I capitoli sono scanditi da date, spesso un anno,
talora un preciso giorno, qualche volta un gruppo di secoli. Si pensi al
saggio 150 a.C. Dall’Italia alla Groenlandia (Elio Lo Cascio). I
carotaggi effettuati nei ghiacciai della Groenlandia rivelano che
l’inquinamento atmosferico generato dalla produzione di rame e argento
giunge al massimo, prima della rivoluzione industriale, tra i secoli II
a.C. e il II d.C. Una straordinaria conferma della potenza dell’economia
romana e del primato della Penisola in quell’epoca.
MA LA POTENZA
ha i suoi lati oscuri e mostra la multiforme umanità che ha contribuito
a costruirla. La rivolta di Spartaco, che con 70mila uomini infligge
non poche sconfitte all’esercito romano, rivela la natura multietnica
del proletariato dell’epoca: «Schiavi-merce portati da ogni angolo del
Mediterraneo. Uomini soprattutto, ma anche donne e bambini acquistati
sui mercati orientali», oppure prigionieri di guerra trascinati a Roma
come bottino (Orietta Rossini).
Il carattere internazionale della
storia della Penisola non è meno rilevante quando, nel medioevo, la
potenza sovranazionale dell’Impero vive solo nell’immaginario dell’epoca
e l’Italia non è neppure uno stato-nazione. Ma le sue città sono già
terminali dell’economia-mondo.
Nel saggio 1088 Una comunità
sovranazionale basata sulla conoscenza (Annick Peters-Custot) l’autrice
mostra come l’Università di Bologna – che ha avuto più seguito e fortuna
della scuola medica salernitana – diventi, a partire da quell’anno, uno
straordinario centro di attrazione mondiale dei giovani dell’epoca,
ansiosi di conoscenza e di manifestare il libero pensiero. Un’altra
città, Firenze, che nel 1252 avvia la coniazione del fiorino d’oro –
dopo un millennio che l’oro era scomparso dalla monetazione – ne fa «il
dollaro della crescita medievale», destinato a governare il commercio
internazionale.

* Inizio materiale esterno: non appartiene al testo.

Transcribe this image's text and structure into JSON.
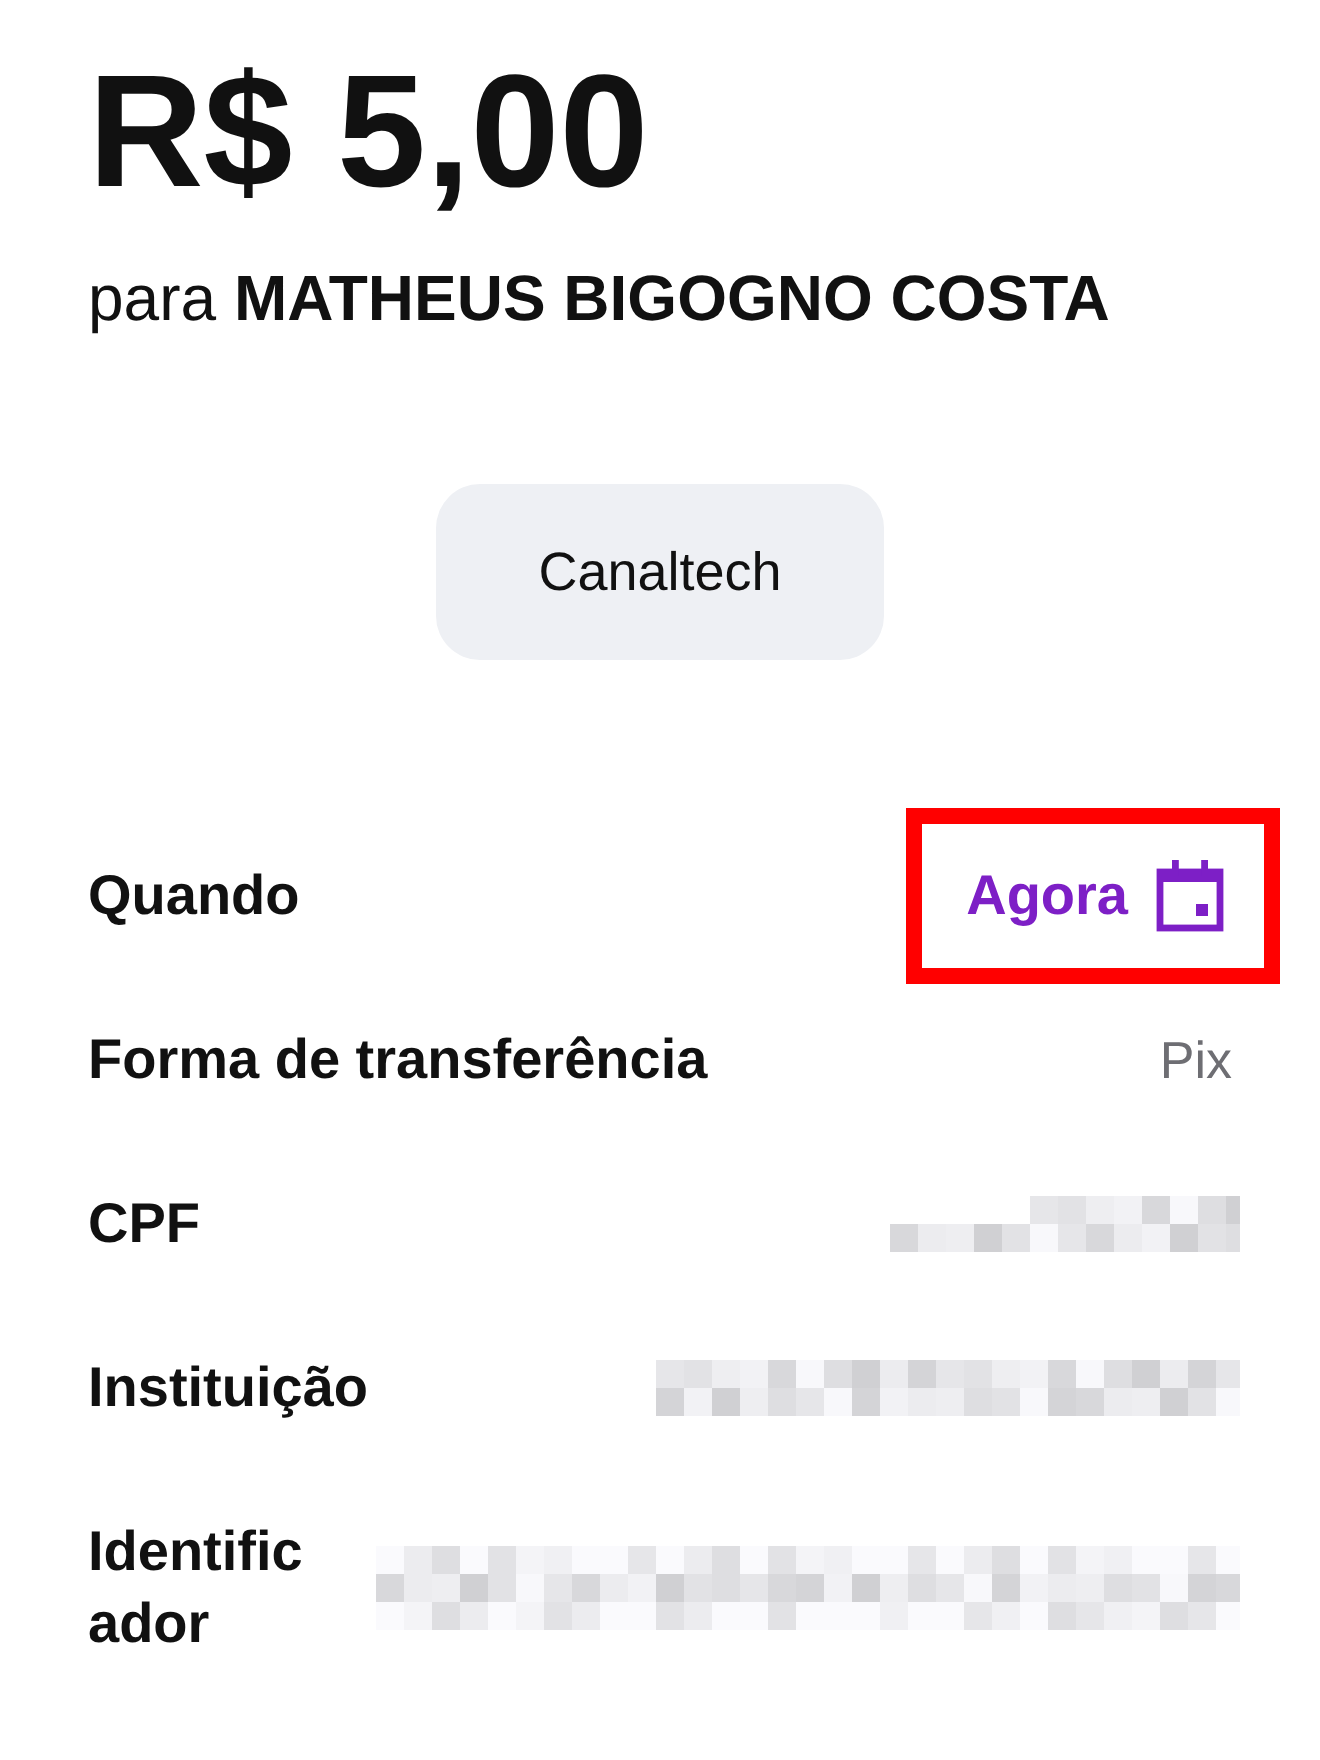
{
  "amount": "R$ 5,00",
  "recipient": "para **MATHEUS BIGOGNO COSTA**",
  "chip_button": {
    "label": "Canaltech"
  },
  "details": [
    {
      "label": "Quando",
      "kind": "action",
      "value": "Agora",
      "highlighted": true
    },
    {
      "label": "Forma de transferência",
      "kind": "text",
      "value": "Pix",
      "highlighted": false
    },
    {
      "label": "CPF",
      "kind": "redacted",
      "highlighted": false
    },
    {
      "label": "Instituição",
      "kind": "redacted",
      "highlighted": false
    },
    {
      "label": "Identificador",
      "kind": "redacted",
      "highlighted": false
    }
  ]
}
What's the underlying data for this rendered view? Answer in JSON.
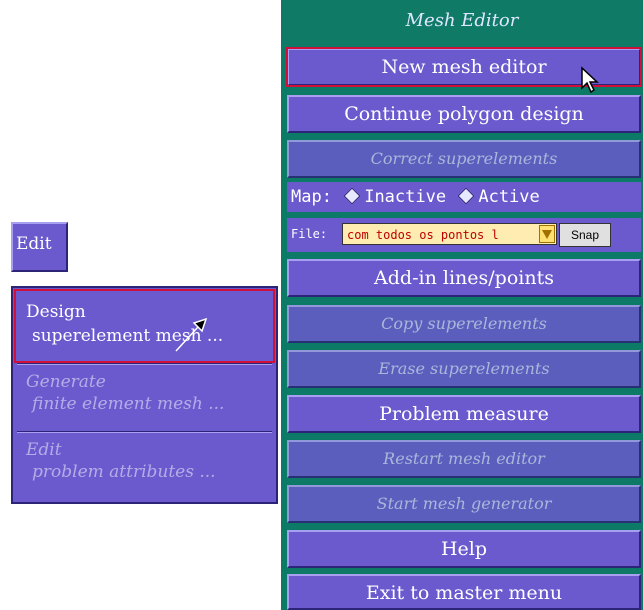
{
  "left_menu": {
    "edit_tab": "Edit",
    "items": [
      {
        "line1": "Design",
        "line2": "superelement mesh ..."
      },
      {
        "line1": "Generate",
        "line2": "finite element mesh ..."
      },
      {
        "line1": "Edit",
        "line2": "problem attributes ..."
      }
    ]
  },
  "panel": {
    "title": "Mesh Editor",
    "buttons": [
      "New mesh editor",
      "Continue polygon design",
      "Correct superelements",
      "Add-in lines/points",
      "Copy superelements",
      "Erase superelements",
      "Problem measure",
      "Restart mesh editor",
      "Start mesh generator",
      "Help",
      "Exit to master menu"
    ],
    "map_label": "Map:",
    "map_opt1": "Inactive",
    "map_opt2": "Active",
    "file_label": "File:",
    "file_value": "com todos os pontos l",
    "snap_label": "Snap"
  }
}
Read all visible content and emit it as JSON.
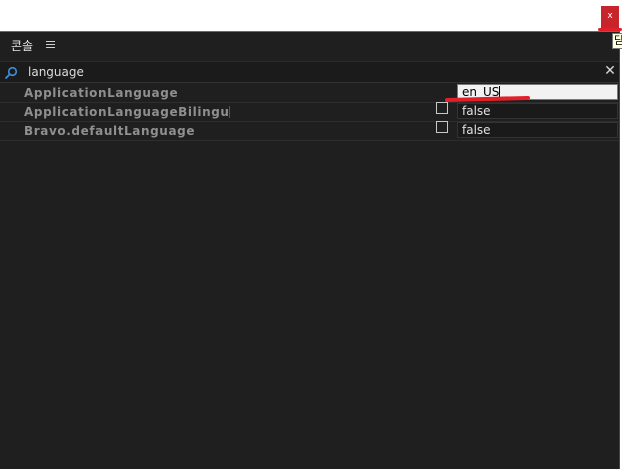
{
  "window": {
    "close_label": "x",
    "close_color": "#c8242b",
    "tooltip_text": "닫"
  },
  "panel": {
    "title": "콘솔",
    "menu_icon": "hamburger-menu-icon"
  },
  "search": {
    "value": "language",
    "icon": "search-icon",
    "clear_label": "✕"
  },
  "properties": [
    {
      "name": "ApplicationLanguage",
      "value": "en_US",
      "has_checkbox": false,
      "checked": false,
      "editing": true
    },
    {
      "name": "ApplicationLanguageBilingual",
      "value": "false",
      "has_checkbox": true,
      "checked": false,
      "editing": false
    },
    {
      "name": "Bravo.defaultLanguage",
      "value": "false",
      "has_checkbox": true,
      "checked": false,
      "editing": false
    }
  ],
  "colors": {
    "panel_bg": "#1f1f1f",
    "annotation_red": "#e2202a"
  }
}
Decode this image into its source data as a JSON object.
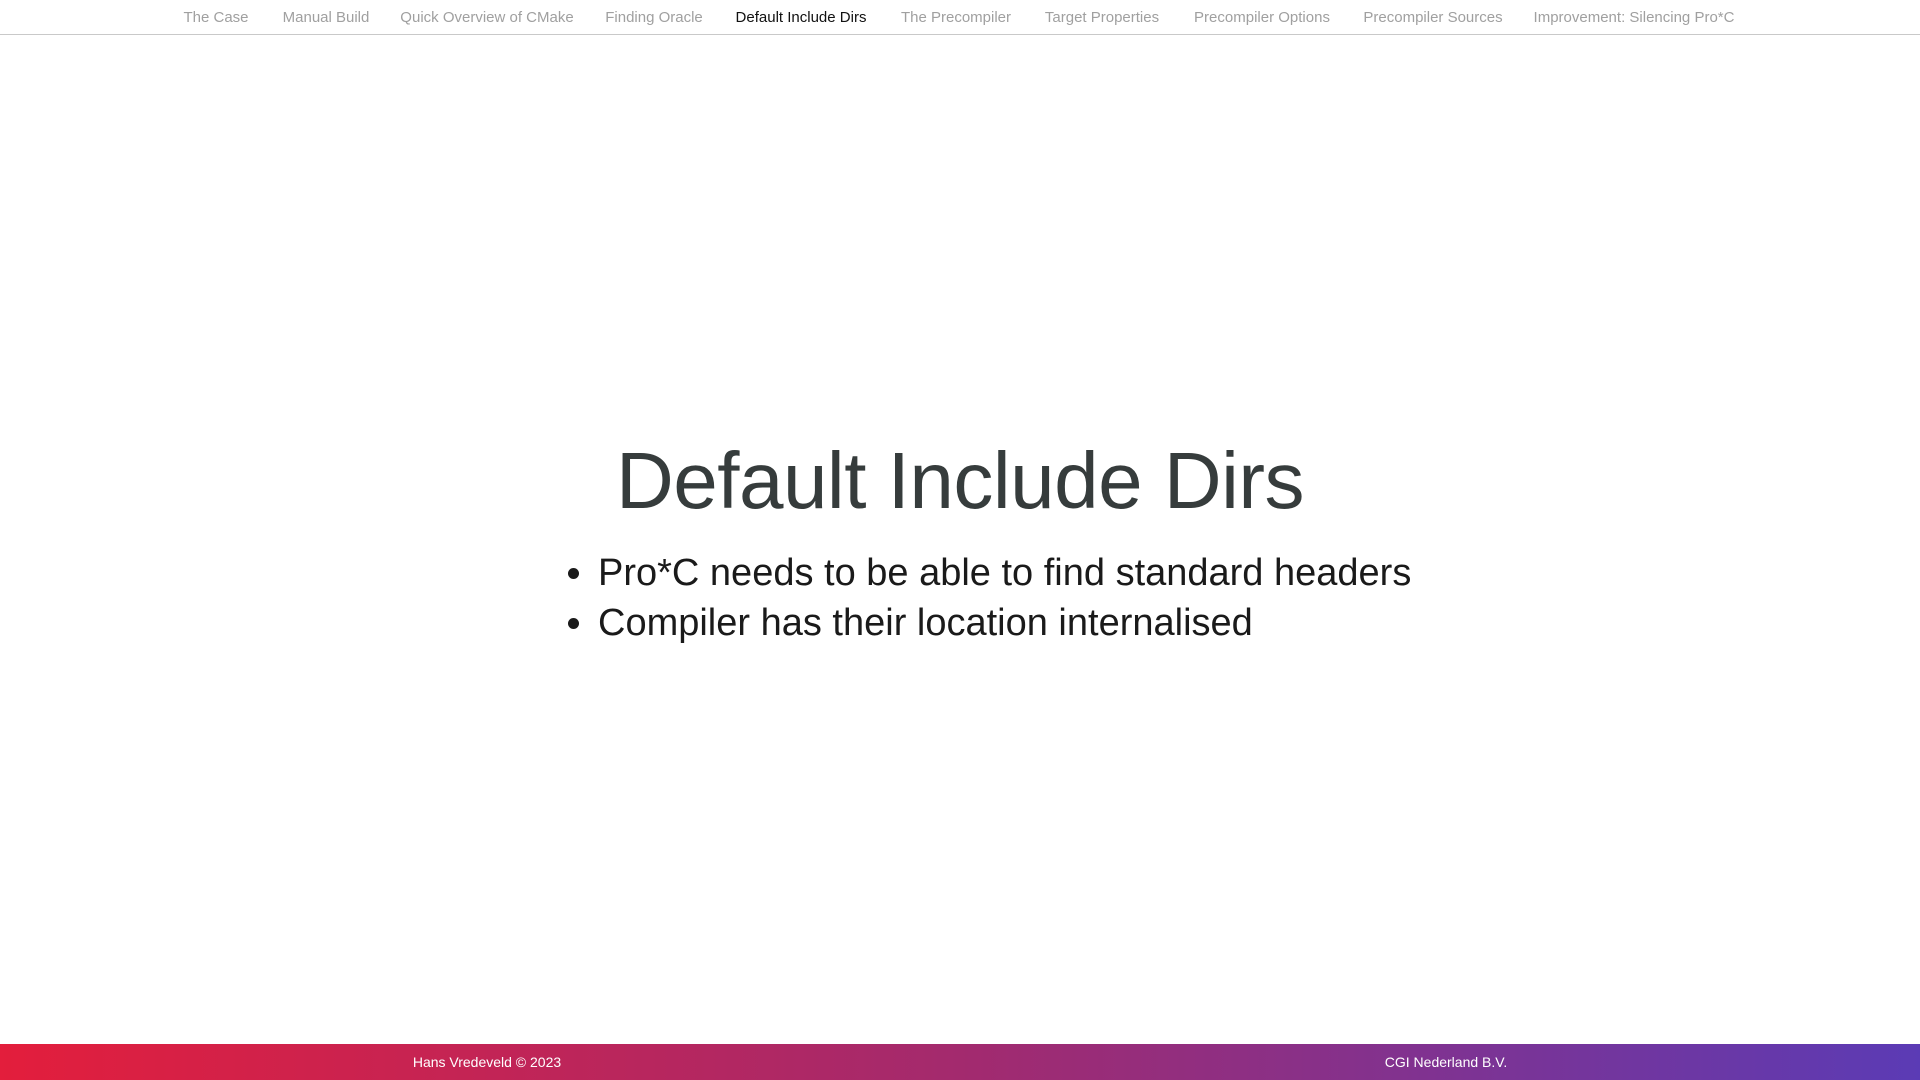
{
  "nav": {
    "items": [
      {
        "label": "The Case",
        "active": false
      },
      {
        "label": "Manual Build",
        "active": false
      },
      {
        "label": "Quick Overview of CMake",
        "active": false
      },
      {
        "label": "Finding Oracle",
        "active": false
      },
      {
        "label": "Default Include Dirs",
        "active": true
      },
      {
        "label": "The Precompiler",
        "active": false
      },
      {
        "label": "Target Properties",
        "active": false
      },
      {
        "label": "Precompiler Options",
        "active": false
      },
      {
        "label": "Precompiler Sources",
        "active": false
      },
      {
        "label": "Improvement: Silencing Pro*C",
        "active": false
      }
    ]
  },
  "slide": {
    "title": "Default Include Dirs",
    "bullets": [
      "Pro*C needs to be able to find standard headers",
      "Compiler has their location internalised"
    ]
  },
  "footer": {
    "author": "Hans Vredeveld © 2023",
    "company": "CGI Nederland B.V."
  },
  "colors": {
    "nav_inactive": "#a0a0a0",
    "nav_active": "#111111",
    "title": "#363c3c",
    "footer_gradient_start": "#e31e3c",
    "footer_gradient_end": "#5b3bb5"
  }
}
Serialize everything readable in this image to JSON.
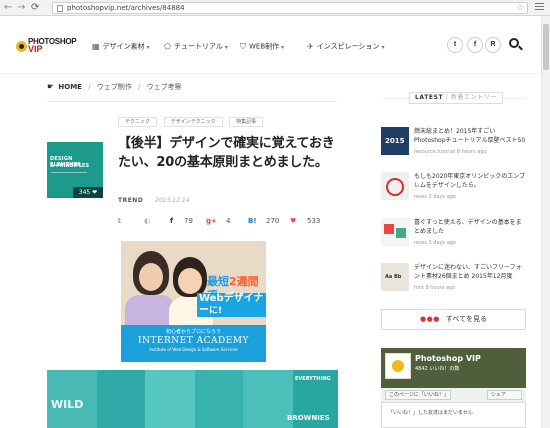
{
  "browser": {
    "back": "←",
    "forward": "→",
    "reload": "⟳",
    "url": "photoshopvip.net/archives/84884",
    "star": "☆"
  },
  "header": {
    "logo_line1": "PHOTOSHOP",
    "logo_line2": "VIP",
    "nav": [
      {
        "label": "デザイン素材",
        "icon": "grid-icon"
      },
      {
        "label": "チュートリアル",
        "icon": "pentagon-icon"
      },
      {
        "label": "WEB制作",
        "icon": "html5-icon"
      },
      {
        "label": "インスピレーション",
        "icon": "rocket-icon"
      }
    ],
    "social": {
      "twitter": "t",
      "facebook": "f",
      "rss": "R",
      "feedly": "◐"
    }
  },
  "breadcrumb": {
    "hand": "☛",
    "home": "HOME",
    "items": [
      "ウェブ制作",
      "ウェブ考察"
    ],
    "separator": "/"
  },
  "article": {
    "tags": [
      "テクニック",
      "デザインテクニック",
      "特集記事"
    ],
    "title": "【後半】デザインで確実に覚えておきたい、20の基本原則まとめました。",
    "thumb_line1": "DESIGN ELEMENTS",
    "thumb_line2": "& PRINCIPLES",
    "thumb_count": "345 ❤",
    "category": "TREND",
    "date": "2015.12.14",
    "share": {
      "twitter_count": "",
      "hatena_count": "",
      "facebook_count": "79",
      "gplus_count": "4",
      "hatena_b_count": "270",
      "pocket_count": "533"
    }
  },
  "ad": {
    "headline_prefix": "最短",
    "headline_highlight": "2週間",
    "headline_suffix": "で",
    "subline": "Webデザイナー",
    "subline_suffix": "に!",
    "line1": "初心者からプロになろう",
    "brand": "INTERNET ACADEMY",
    "brand_sub": "Institute of Web Design & Software Services"
  },
  "banner": {
    "t1": "WILD",
    "t2": "EVERYTHING",
    "t3": "BROWNIES"
  },
  "sidebar": {
    "label_en": "LATEST",
    "label_ja": "/ 新着エントリー",
    "items": [
      {
        "title": "燃末総まとめ！2015年すごいPhotoshopチュートリアル厚壁ベスト50",
        "source": "resource.tutorial 8 hours ago",
        "thumb_text": "2015"
      },
      {
        "title": "もしも2020年東京オリンピックのエンブレムをデザインしたら。",
        "source": "news 3 days ago",
        "thumb_text": ""
      },
      {
        "title": "喜ぐすっと使える、デザインの基本をまとめました",
        "source": "news 3 days ago",
        "thumb_text": ""
      },
      {
        "title": "デザインに迷わない、すごいフリーフォント素材26個まとめ 2015年12月度",
        "source": "font 8 hours ago",
        "thumb_text": ""
      }
    ],
    "more_dots": "●●●",
    "more_label": "すべてを見る",
    "fb": {
      "name": "Photoshop VIP",
      "likes": "4842 いいね！の数",
      "like_button": "このページに「いいね！」",
      "share_button": "シェア",
      "footer": "「いいね！」した友達はまだいません"
    }
  },
  "colors": {
    "brand_red": "#b8241b",
    "ad_blue": "#1aa0db",
    "teal": "#3fc3bd"
  }
}
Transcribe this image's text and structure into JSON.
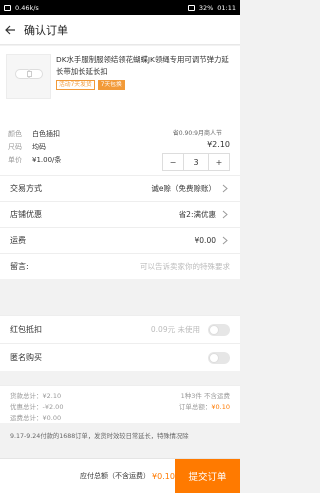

Mentre, nello stesso anno, viene coniato a Genova il
«genovino d’oro», Firenze e la Penisola vengono acquistando «una
posizione di primo piano nell’economia europea» (Franco Franceschi).
ANCHE
IN ETÀ MODERNA e contemporanea, tra primati e fallimenti, il profilo
della nostra storia appare inscindibilmente legato a quella di altri
popoli e di altri spazi nazionali e continentali: per commercio,
migrazioni, guerre e avventure coloniali, influenze culturali (arte e
cibo soprattutto) e perfino sport. C’è un 1982 Italia-Germania 3 a 1
(Fabien Archambault) a indicare la popolarità identitaria guadagnata dal
calcio in Italia e il nuovo prestigio mondiale acquisito in questo
sport. Felice poi la chiusa del libro con la tragedia dell’affondamento
del peschereccio di migranti, africani e asiatici, di fronte a Lampedusa
il 18 aprile 2015 (Ignazio Masulli).
Una vicenda che ci ricorda
come le Penisola continui a essere terra d’incrocio dei destini di vari
popoli e come il nostro abbia concorso, e concorra, nel bene e nel male,
alla storia degli altri, per farne una vicenda plurale comune.